Over the past few months, the ties between India and Nepal have been hitting several roadblocks. One irritant or the other has been cropping up, turning the relations between the two neighbours sour. Now, the birthplace of Buddha has come up as a provocation for Nepal to lock horns with India. Nepal on Sunday tried […]

Over the past few months, the ties between India and Nepal have been hitting several roadblocks. One irritant or the other has been cropping up, turning the relations between the two neighbours sour. Now, the birthplace of Buddha has come up as a provocation for Nepal to lock horns with India.

Nepal on Sunday tried to make a mountain out of a molehill. Reacting strongly to a statement by External Affairs Minister (EAM) S. Jaishankar, Nepal asserted that Buddha was born in Lumbini which is situated on its soil.

Nepal was feeling hurt after Jaishankar at a function said that Gautam Buddha and Mahatma Gandhi were remembered as “two greatest Indians ever”. Reference to Buddha as Indian did not, however, go down well with Kathmandu which reacted angrily.

Nepal’s foreign ministry said it is a well established and undeniable fact that the birthplace of Buddha was Lumbini. “Lumbini, the birthplace of Buddha and the fountain of Buddhism is one of the UNESCO world heritage sites,” Nepal’s foreign ministry spokesperson said.

To buttress his point, the spokesperson argued that this was even acknowledged by Prime Minister Narendra Modi, who during his address to Nepal’s Legislature Parliament in 2014 asserted that “Nepal is the country where the apostle of peace in the world, Buddha, was born.”

In view of ties with Nepal getting strained day by day, India immediately tried to close the matter for once and all. The MEA issued a statement responding to Nepalese assertions. “EAM’s remarks yesterday at the CII event referred to our shared Buddhist heritage.
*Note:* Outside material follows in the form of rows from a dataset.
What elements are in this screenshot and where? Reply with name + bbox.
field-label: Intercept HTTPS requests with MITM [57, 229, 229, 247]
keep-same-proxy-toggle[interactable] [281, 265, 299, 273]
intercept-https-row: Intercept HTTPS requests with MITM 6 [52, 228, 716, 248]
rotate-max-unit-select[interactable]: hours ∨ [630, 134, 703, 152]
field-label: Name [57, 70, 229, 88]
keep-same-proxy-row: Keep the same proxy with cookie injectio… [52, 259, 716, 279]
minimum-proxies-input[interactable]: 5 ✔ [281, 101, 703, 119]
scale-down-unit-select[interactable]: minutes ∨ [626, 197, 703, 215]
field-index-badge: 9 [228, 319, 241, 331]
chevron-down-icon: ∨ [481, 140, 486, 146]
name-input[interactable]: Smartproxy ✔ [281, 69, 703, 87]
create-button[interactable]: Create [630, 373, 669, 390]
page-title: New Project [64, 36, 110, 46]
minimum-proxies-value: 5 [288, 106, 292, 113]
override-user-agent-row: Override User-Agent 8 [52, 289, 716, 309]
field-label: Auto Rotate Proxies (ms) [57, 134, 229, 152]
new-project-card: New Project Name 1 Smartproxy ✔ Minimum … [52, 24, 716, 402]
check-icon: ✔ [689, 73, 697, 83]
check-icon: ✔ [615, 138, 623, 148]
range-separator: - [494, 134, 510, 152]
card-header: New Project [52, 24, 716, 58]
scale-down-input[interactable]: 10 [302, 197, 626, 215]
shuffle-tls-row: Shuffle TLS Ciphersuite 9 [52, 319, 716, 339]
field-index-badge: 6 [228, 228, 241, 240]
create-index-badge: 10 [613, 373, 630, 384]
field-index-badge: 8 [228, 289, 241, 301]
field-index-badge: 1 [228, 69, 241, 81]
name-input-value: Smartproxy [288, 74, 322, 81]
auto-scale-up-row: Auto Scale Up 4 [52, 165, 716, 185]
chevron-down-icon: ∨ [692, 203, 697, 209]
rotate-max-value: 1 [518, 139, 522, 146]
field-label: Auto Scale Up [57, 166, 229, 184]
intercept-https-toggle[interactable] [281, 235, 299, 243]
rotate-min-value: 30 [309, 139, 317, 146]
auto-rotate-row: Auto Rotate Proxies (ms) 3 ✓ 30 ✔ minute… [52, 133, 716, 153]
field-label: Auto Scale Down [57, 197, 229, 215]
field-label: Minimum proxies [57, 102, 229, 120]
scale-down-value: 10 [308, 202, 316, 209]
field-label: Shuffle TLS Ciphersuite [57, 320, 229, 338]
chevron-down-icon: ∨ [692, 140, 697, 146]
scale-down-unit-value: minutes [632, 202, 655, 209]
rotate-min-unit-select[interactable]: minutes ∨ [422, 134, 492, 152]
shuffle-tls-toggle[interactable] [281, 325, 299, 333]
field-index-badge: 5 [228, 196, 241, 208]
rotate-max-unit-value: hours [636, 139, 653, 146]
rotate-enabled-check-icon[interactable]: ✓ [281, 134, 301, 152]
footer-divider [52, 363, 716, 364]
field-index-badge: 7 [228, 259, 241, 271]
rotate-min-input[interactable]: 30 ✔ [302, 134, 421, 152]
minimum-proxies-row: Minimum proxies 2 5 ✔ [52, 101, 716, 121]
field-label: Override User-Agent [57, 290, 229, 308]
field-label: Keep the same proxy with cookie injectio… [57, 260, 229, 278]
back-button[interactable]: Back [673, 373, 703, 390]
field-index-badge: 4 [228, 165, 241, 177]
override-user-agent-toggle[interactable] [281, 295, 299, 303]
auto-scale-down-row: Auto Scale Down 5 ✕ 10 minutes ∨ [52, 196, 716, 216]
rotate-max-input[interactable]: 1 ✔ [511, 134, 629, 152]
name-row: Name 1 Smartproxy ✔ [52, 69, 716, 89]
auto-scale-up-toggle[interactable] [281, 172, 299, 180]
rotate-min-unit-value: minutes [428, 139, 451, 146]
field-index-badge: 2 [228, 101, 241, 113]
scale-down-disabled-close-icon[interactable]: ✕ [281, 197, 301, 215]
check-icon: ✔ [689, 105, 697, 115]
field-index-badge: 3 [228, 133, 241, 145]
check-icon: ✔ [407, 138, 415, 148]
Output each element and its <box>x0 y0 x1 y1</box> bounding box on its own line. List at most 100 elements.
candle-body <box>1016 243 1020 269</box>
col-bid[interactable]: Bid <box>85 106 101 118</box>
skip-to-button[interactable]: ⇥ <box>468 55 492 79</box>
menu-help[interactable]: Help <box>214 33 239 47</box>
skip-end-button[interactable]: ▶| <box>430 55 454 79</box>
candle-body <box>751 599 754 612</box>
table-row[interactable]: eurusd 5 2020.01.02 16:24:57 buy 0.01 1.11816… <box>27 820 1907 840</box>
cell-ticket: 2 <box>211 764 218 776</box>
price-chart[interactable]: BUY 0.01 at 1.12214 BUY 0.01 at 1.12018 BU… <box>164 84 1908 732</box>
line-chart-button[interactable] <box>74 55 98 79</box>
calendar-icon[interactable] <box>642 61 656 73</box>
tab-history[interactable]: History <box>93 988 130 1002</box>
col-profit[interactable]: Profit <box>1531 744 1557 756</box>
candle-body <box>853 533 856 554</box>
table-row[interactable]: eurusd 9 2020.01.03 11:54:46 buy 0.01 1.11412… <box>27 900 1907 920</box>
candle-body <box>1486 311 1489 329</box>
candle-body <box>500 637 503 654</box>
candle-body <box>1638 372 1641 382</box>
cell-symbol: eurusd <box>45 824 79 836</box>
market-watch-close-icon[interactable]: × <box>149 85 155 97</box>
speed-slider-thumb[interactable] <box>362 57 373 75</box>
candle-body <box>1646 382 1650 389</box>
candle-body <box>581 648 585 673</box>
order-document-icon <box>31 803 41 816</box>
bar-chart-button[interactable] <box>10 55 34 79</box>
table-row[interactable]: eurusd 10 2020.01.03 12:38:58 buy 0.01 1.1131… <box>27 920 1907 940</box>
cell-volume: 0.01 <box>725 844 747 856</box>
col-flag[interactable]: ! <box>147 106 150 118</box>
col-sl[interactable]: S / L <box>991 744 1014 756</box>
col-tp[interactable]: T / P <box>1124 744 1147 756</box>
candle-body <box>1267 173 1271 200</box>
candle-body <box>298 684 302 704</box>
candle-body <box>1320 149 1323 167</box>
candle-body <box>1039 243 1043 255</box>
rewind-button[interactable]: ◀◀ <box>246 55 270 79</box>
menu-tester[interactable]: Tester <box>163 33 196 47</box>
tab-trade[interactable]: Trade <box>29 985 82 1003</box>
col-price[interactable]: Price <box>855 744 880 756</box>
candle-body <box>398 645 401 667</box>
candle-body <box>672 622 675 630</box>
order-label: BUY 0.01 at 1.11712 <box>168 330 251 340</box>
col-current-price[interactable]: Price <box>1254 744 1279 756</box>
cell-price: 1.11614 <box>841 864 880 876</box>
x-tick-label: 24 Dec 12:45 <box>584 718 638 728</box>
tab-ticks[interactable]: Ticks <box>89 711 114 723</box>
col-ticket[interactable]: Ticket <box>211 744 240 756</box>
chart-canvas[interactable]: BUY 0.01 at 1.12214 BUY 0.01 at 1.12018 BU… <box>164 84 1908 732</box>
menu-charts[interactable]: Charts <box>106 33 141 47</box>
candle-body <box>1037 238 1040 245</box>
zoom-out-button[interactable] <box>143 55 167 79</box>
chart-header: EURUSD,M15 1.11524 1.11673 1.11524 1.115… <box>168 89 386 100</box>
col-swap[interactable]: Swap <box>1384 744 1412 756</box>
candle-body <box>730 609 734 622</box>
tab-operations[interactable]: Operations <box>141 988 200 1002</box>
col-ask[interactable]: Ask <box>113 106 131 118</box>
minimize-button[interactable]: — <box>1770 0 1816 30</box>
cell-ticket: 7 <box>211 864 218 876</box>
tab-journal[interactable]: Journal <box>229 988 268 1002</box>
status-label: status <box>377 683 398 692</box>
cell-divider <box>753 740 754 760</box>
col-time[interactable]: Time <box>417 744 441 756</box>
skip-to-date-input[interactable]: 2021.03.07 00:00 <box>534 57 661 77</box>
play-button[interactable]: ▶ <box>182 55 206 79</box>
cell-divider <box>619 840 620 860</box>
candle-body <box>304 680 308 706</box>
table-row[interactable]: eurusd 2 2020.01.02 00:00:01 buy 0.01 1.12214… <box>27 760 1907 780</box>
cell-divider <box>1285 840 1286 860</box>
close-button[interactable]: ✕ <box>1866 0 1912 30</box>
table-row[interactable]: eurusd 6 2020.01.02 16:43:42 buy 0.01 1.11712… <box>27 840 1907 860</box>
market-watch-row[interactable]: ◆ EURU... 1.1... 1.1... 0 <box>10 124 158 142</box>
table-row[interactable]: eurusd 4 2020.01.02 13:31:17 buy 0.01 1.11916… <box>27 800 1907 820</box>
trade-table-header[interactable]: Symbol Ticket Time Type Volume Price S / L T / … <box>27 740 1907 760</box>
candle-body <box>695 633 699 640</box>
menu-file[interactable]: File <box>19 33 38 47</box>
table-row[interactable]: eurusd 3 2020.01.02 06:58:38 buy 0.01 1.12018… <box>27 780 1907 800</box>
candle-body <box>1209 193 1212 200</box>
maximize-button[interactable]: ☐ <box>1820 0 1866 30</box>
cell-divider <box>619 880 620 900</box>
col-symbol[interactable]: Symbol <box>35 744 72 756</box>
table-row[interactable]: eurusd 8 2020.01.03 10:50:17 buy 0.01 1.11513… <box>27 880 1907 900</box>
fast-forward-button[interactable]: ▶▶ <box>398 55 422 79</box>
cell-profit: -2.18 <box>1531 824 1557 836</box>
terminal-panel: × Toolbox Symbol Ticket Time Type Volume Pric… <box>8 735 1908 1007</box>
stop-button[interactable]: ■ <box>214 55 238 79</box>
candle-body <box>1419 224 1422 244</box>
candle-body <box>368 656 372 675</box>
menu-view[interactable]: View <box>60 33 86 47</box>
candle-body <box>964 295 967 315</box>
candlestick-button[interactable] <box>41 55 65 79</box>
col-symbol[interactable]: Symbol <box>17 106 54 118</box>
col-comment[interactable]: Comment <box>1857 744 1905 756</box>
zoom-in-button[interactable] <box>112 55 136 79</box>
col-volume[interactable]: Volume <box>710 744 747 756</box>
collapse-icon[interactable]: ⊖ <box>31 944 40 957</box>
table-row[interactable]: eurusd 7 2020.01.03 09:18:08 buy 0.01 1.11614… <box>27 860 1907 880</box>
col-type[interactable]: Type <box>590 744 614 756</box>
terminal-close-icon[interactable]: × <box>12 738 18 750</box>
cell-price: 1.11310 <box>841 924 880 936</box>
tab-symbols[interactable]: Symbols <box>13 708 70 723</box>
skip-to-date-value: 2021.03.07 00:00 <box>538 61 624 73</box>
There is no doubt that Gautam Buddha was born in Lumbini, which is Nepal,” MEA spokesman Anurag Srivastava said on Sunday.

 According to sources, MEA officials responsible for Nepal desk through backchannel called on their counterparts in Nepalese Embassy here in the national Capital. They held informal chit-chat in a bid to ensure that the matter is laid to rest. The controversy over Buddha’s birthplace is the latest in a series of rows between both the countries over the past few months. It was only last month that India and Nepal got embroiled in a diplomatic row over Nepalese premier K.P.S. Oli’s remarks on the real Ayodhya and the birthplace of Lord Ram. The ties worsened with Nepal releasing a new political map showing the disputed regions of Kalapani, Limpiyadhura and Lipulekh as part of its own territory.

Indian diplomats were of the view that Nepal is deliberately raising the disputes at the behest of China which has been trying to increase its influence in this Himalayan nation. Nepal’s tilt towards China has been seen from time to time and the MEA has been making it a point to balance the ties with it to thwart Chinese attempts to foment trouble for New Delhi through its neighbouring country.